Who anyone is or I am is nothing to the work. The writer
properly should be the last person that the reader or the listener need think about
yet the poet with her signature stands up trembling, grateful, mortally embarrassed
and especially embarrassing to herself, patting her hair and twittering If, if only
I need not have a physical appearance! To be sheer air, and mousseline!
and as she frets the minute wars scorch on through paranoias of the unreviewed
herded against a cold that drives us in together – then pat me more, Coventry
to fall from Anglo-Catholic clouds of drifting we’s high tones of feeling down
to microscopic horror scans of tiny shiny surfaces rammed up against the nose
cascading on Niagara, bobbed and jostled, racing rusted cans of Joseph Cotten reels
charmed with his decent gleam: once we as incense-shrouded ectoplasm gets blown
fresh drenched and scattered units pull on gloss coats to preen in their own polymer:
still it’s not right to flare and quiver at some fictive ‘worldly boredom of the young’
through middle-aged hormonal pride of Madame, one must bleed; it’s necessary . . .
Mop mop georgette. The only point of holding up my blood is if you’d think So what?
We’ve all got some of that: since then you’d each feel better; less apart. – Hardly:
it’s more for me to know that I have got some, like a textbook sexual anxiety
while the social-worker poet in me would like her revenge for having been born and left.
What forces the lyric person to put itself on trial though it must stay rigorously uninteresting?
Does it count on its dullness to seem human and strongly lovable; a veil for the monomania
which likes to feel itself helpless and touching at times?
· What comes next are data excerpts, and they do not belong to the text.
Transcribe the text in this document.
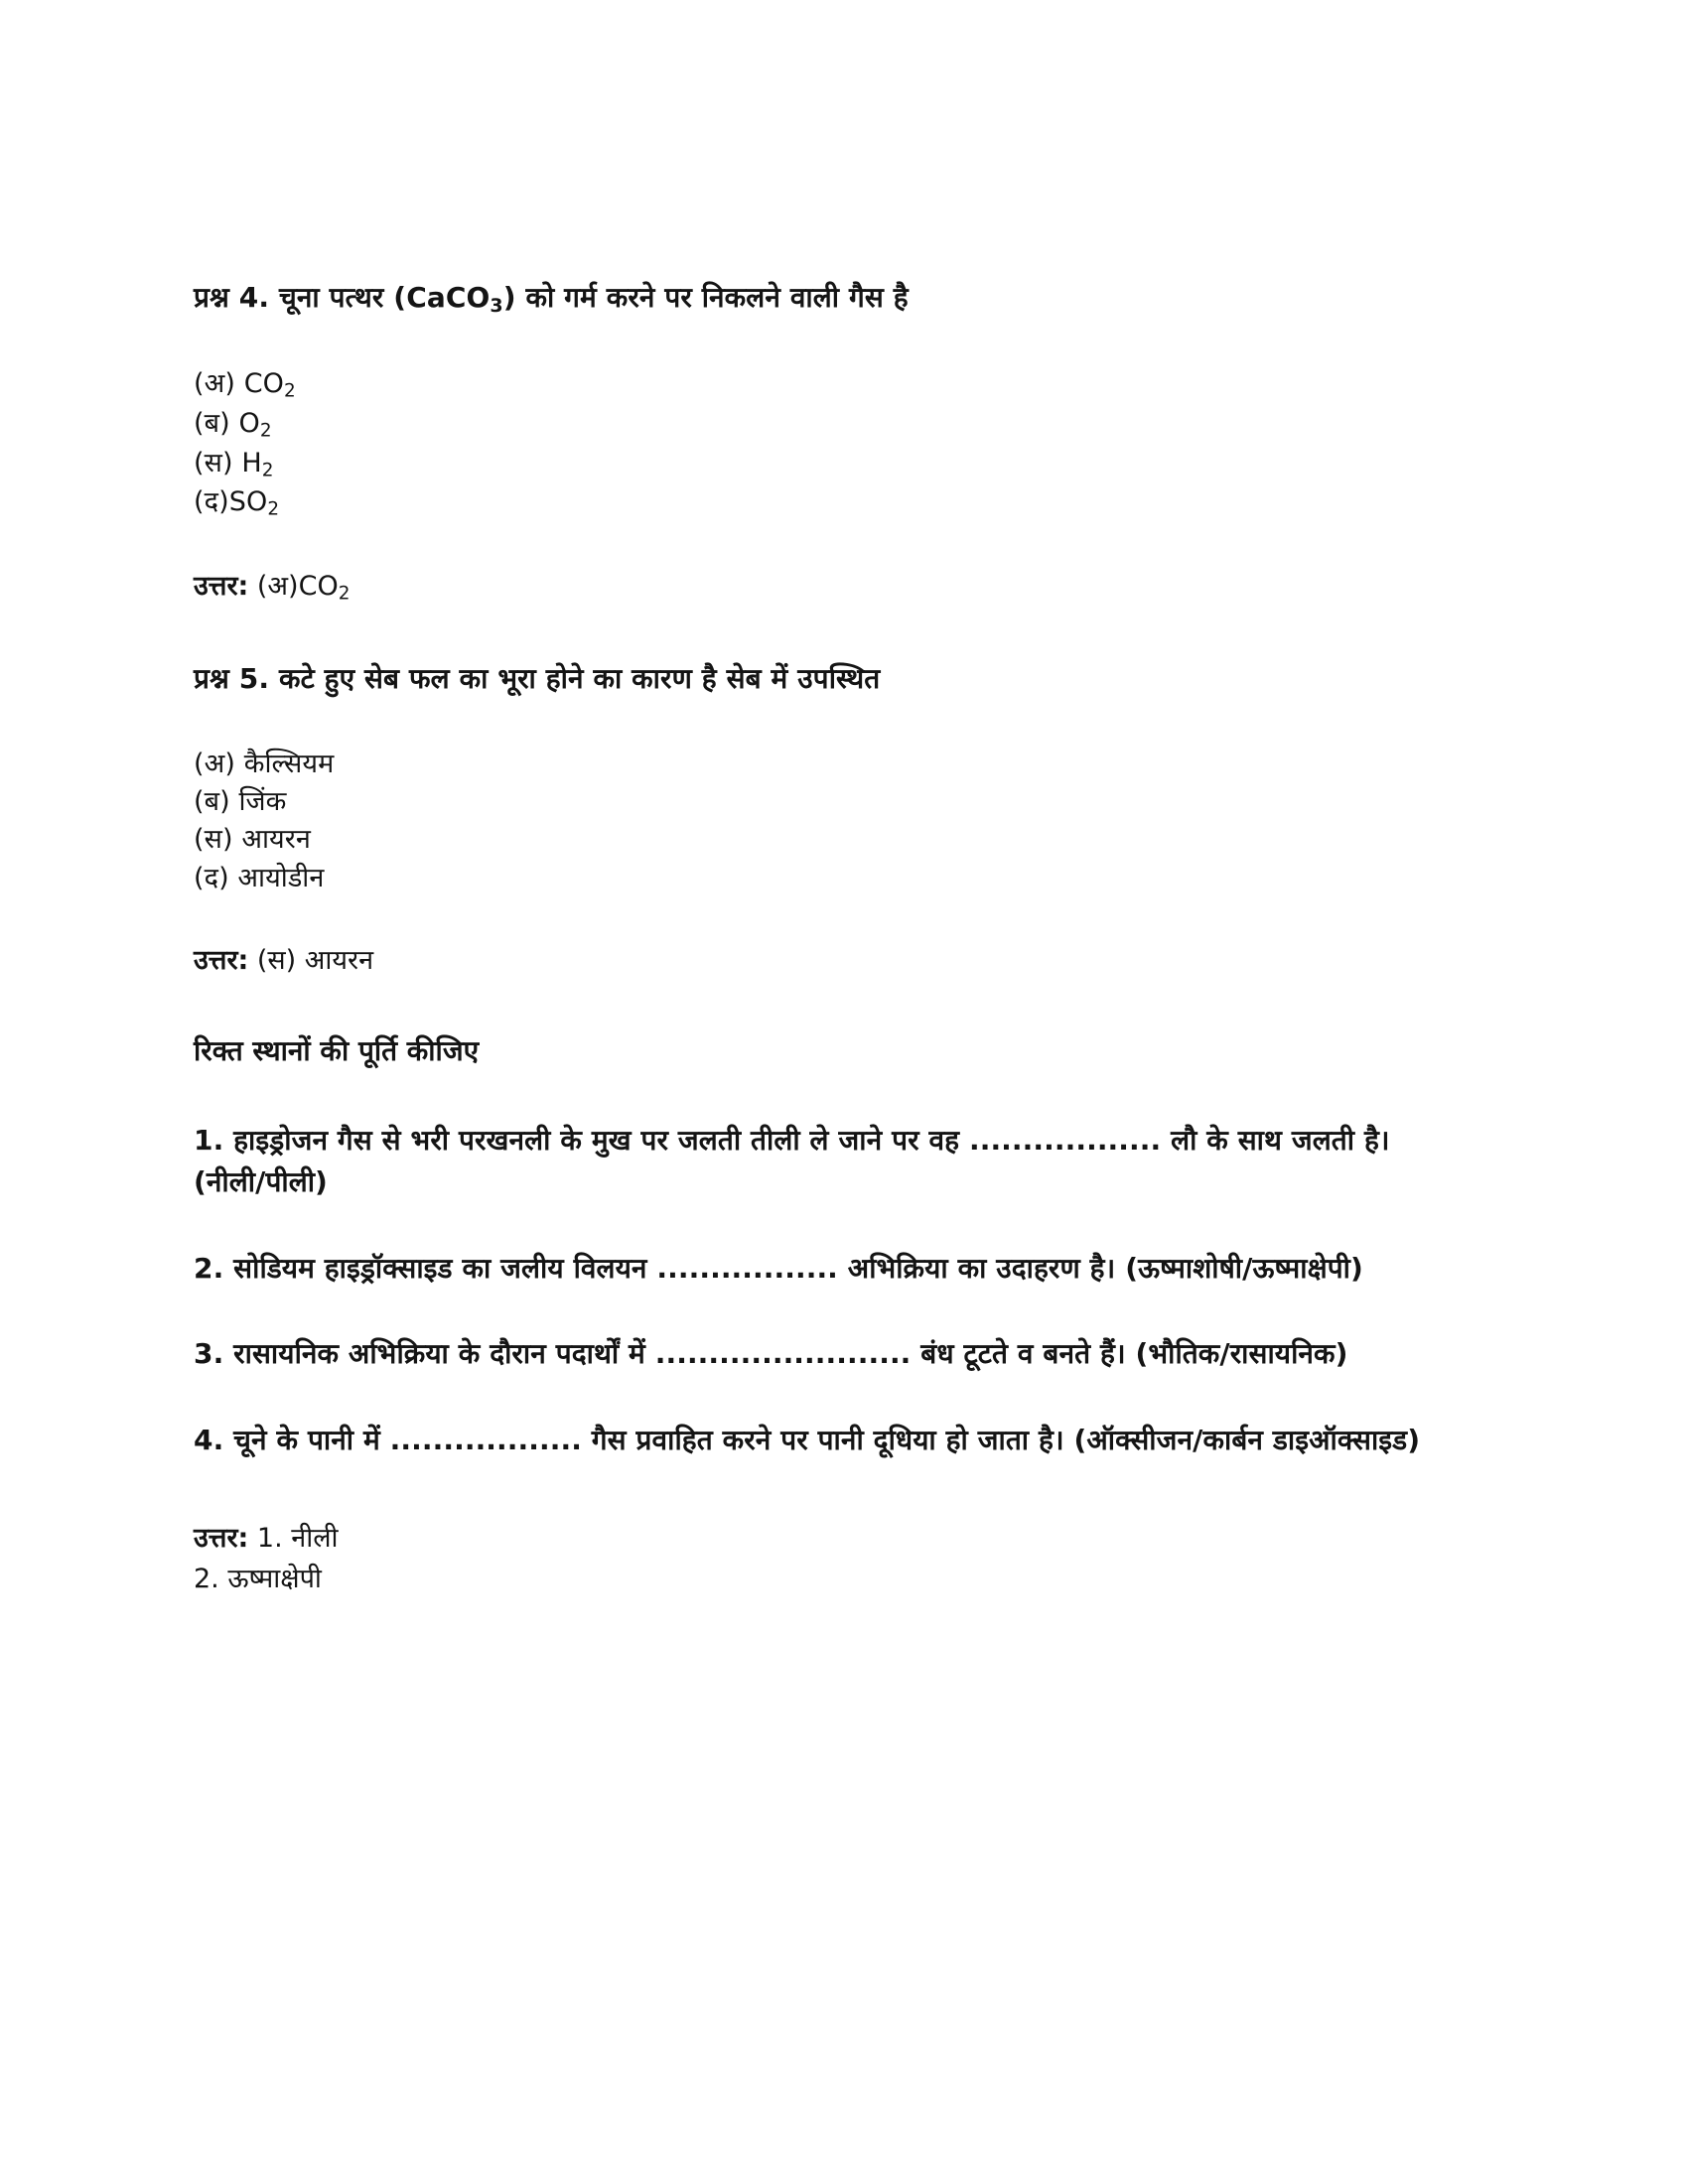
प्रश्न 4. चूना पत्थर (CaCO$_3$) को गर्म करने पर निकलने वाली गैस है

(अ) $CO_2$

(ब) $O_2$

(स) $H_2$

$(द)SO_2$

उत्तर: $(अ)CO_2$

प्रश्न 5. कटे हुए सेब फल का भूरा होने का कारण है सेब में उपस्थित

(अ) कैल्सियम

(ब) जिंक

(स) आयरन

(द) आयोडीन

उत्तर: (स) आयरन

रिक्त स्थानों की पूर्ति कीजिए

1. हाइड्रोजन गैस से भरी परखनली के मुख पर जलती तीली ले जाने पर वह .................. लौ के साथ जलती है। (नीली/पीली)

2. सोडियम हाइड्रॉक्साइड का जलीय विलयन ................. अभिक्रिया का उदाहरण है। (ऊष्माशोषी/ऊष्माक्षेपी)

3. रासायनिक अभिक्रिया के दौरान पदार्थों में ........................ बंध टूटते व बनते हैं। (भौतिक/रासायनिक)

4. चूने के पानी में .................. गैस प्रवाहित करने पर पानी दूधिया हो जाता है। (ऑक्सीजन/कार्बन डाइऑक्साइड)

उत्तर: 1. नीली
2. ऊष्माक्षेपी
Or else it backs off to get sassy
since arch isn’t far from desperate: So take me or leave me. No, wait, I didn’t mean leave
me, wait, just don’t – or don’t flick and skim to the foot of a page and then get up to go – 
 
By: Denise Riley

RAIN

It started unremarkably,
like many regimes. We sat like children
making quiet things indoors. The rivers

burst their staves and soaked the folds mid-
country; they were schlepping people out in pedalos,
and punting through cathedrals saving cats. One lad

clearing out his granddad’s drain was still caught
when the waters lapped the record set in 1692.
Imagine. News-teams donned their somberer cagoules.

The house had more floors than we knew. In twenty years
we’d never spent so much time in one room. I’d no idea
you had a morbid fear of orange pips, or found French novelists

oppressive. On the seventh day, completely hoarse,
we took to drawing on the walls and staging tableaux.
In delirium all actions feel like role-play –

protein-strands against the ooze, the animals we made –
and rain, a steady broadcast on all wavelengths,
taught us everything we know about the tango. Only

when we grew too thin for metaphors was rain just rain.
We thought about the drowned boy, how he watched
the lid of water seal him in, for all his bright modernity.

Was it a Monday morning when the garden was returned,
tender with slugs, astonished at itself? Our joined hands
were the last toads in the ark. We walked, we needed news.